Kafka aproveitou este aviso e escreveu dois livros.

No primeiro deles, ao acordar pela manhã, no quarto da pensão onde morava, o personagem, que era ele mesmo, foi preso e passou o resto da história tentando descobrir porque o prenderam ou de que estava sendo acusado.

Em outra ocasião, também ao acordar pela manhã, o personagem principal, que era um caixeiro-viajante, estava transformado numa barata, e a partir daí se desenvolve a história.

Não me perguntem como terminou o primeiro nem o segundo caso, para não tirar a graça da leitura desses dois excelentes livros de Kafka; a quem não os leu, é claro; mas “O Processo” e “A Metamorfose”, nos advertem de que, enquanto podemos, devemos procurar viver o presente, oportunidade que Kafka, infelizmente, não deu a nenhum de seus personagens, antes de acontecer com eles o que aconteceu.

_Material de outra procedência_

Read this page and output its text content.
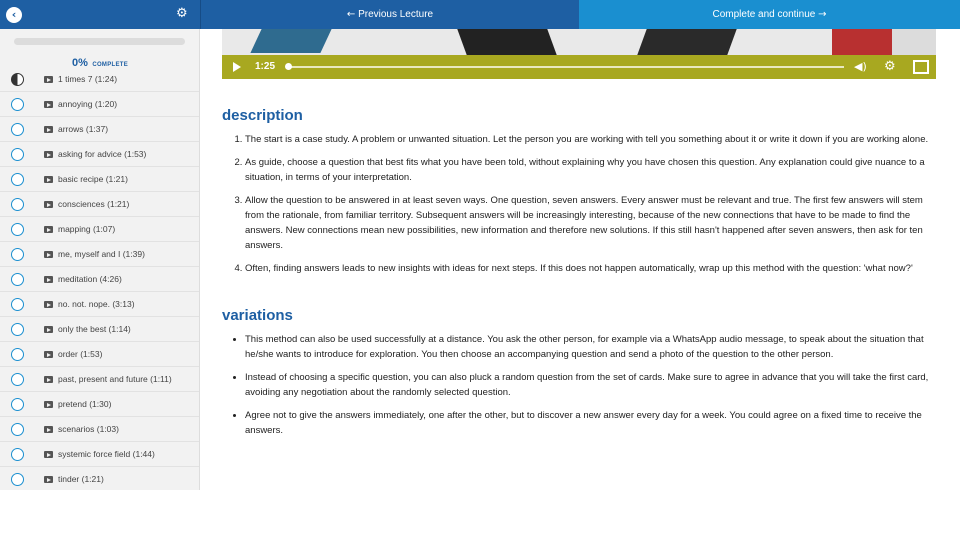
‹	⚙	←
Previous Lecture	Complete and continue
→
0% COMPLETE
1 times 7 (1:24)
annoying (1:20)
arrows (1:37)
asking for advice (1:53)
basic recipe (1:21)
consciences (1:21)
mapping (1:07)
me, myself and I (1:39)
meditation (4:26)
no. not. nope. (3:13)
only the best (1:14)
order (1:53)
past, present and future (1:11)
pretend (1:30)
scenarios (1:03)
systemic force field (1:44)
tinder (1:21)
1:25	◀︎) ⚙
description
1. The start is a case study. A problem or unwanted situation. Let the person you are working with tell you something about it or write it down if you are working alone.
2. As guide, choose a question that best fits what you have been told, without explaining why you have chosen this question. Any explanation could give nuance to a situation, in terms of your interpretation.
3. Allow the question to be answered in at least seven ways. One question, seven answers. Every answer must be relevant and true. The first few answers will stem from the rationale, from familiar territory. Subsequent answers will be increasingly interesting, because of the new connections that have to be made to find the answers. New connections mean new possibilities, new information and therefore new solutions. If this still hasn't happened after seven answers, then ask for ten answers.
4. Often, finding answers leads to new insights with ideas for next steps. If this does not happen automatically, wrap up this method with the question: 'what now?'
variations
• This method can also be used successfully at a distance. You ask the other person, for example via a WhatsApp audio message, to speak about the situation that he/she wants to introduce for exploration. You then choose an accompanying question and send a photo of the question to the other person.
• Instead of choosing a specific question, you can also pluck a random question from the set of cards. Make sure to agree in advance that you will take the first card, avoiding any negotiation about the randomly selected question.
• Agree not to give the answers immediately, one after the other, but to discover a new answer every day for a week. You could agree on a fixed time to receive the answers.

Se os personagens de Kafka soubessem dos avisos que o autor recebeu, um deles teria no primeiro caso ido ao cinema assistir a um bom filme e depois de ter jantado num dos melhores restaurantes de Praga (pois Josef K era um gerente de Banco), poderia ter ido dançar em alguma boate acompanhado de uma linda mulher e com ela passado a noite. No caso seguinte poderia o personagem Gregor Samsa ter optado por alguma outra forma de diversão ou entretenimento na véspera de ser transformado numa barata.

Em ambos os casos os personagens teriam vivido o presente, como aliás era permitido, no início da era Cristã, aos gladiadores romanos, na véspera de seus combates mortais.

Aos gladiadores era oferecido um banquete, vinho, diversão e mulheres, pois aquela poderia ser a última farra, antes de serem eventualmente mortos no dia seguinte.

Com Sócrates, em Atenas, alguns séculos antes, aconteceu o seguinte:

Depois de julgado e condenado à morte por envenenamento, foi-lhe permitido reunir-se na véspera com os seus discípulos e fazer o que mais gostava, dialogar com eles. Sócrates passou uma noite agradabilíssima, conversando com seus amigos, até a primeira hora da manhã seguinte, quando lhe foi dado o veneno para beber.

Tais exemplos nas histórias de Kafka, dos gladiadores romanos e de Sócrates, nos mostram como é importante viver o presente da melhor maneira possível.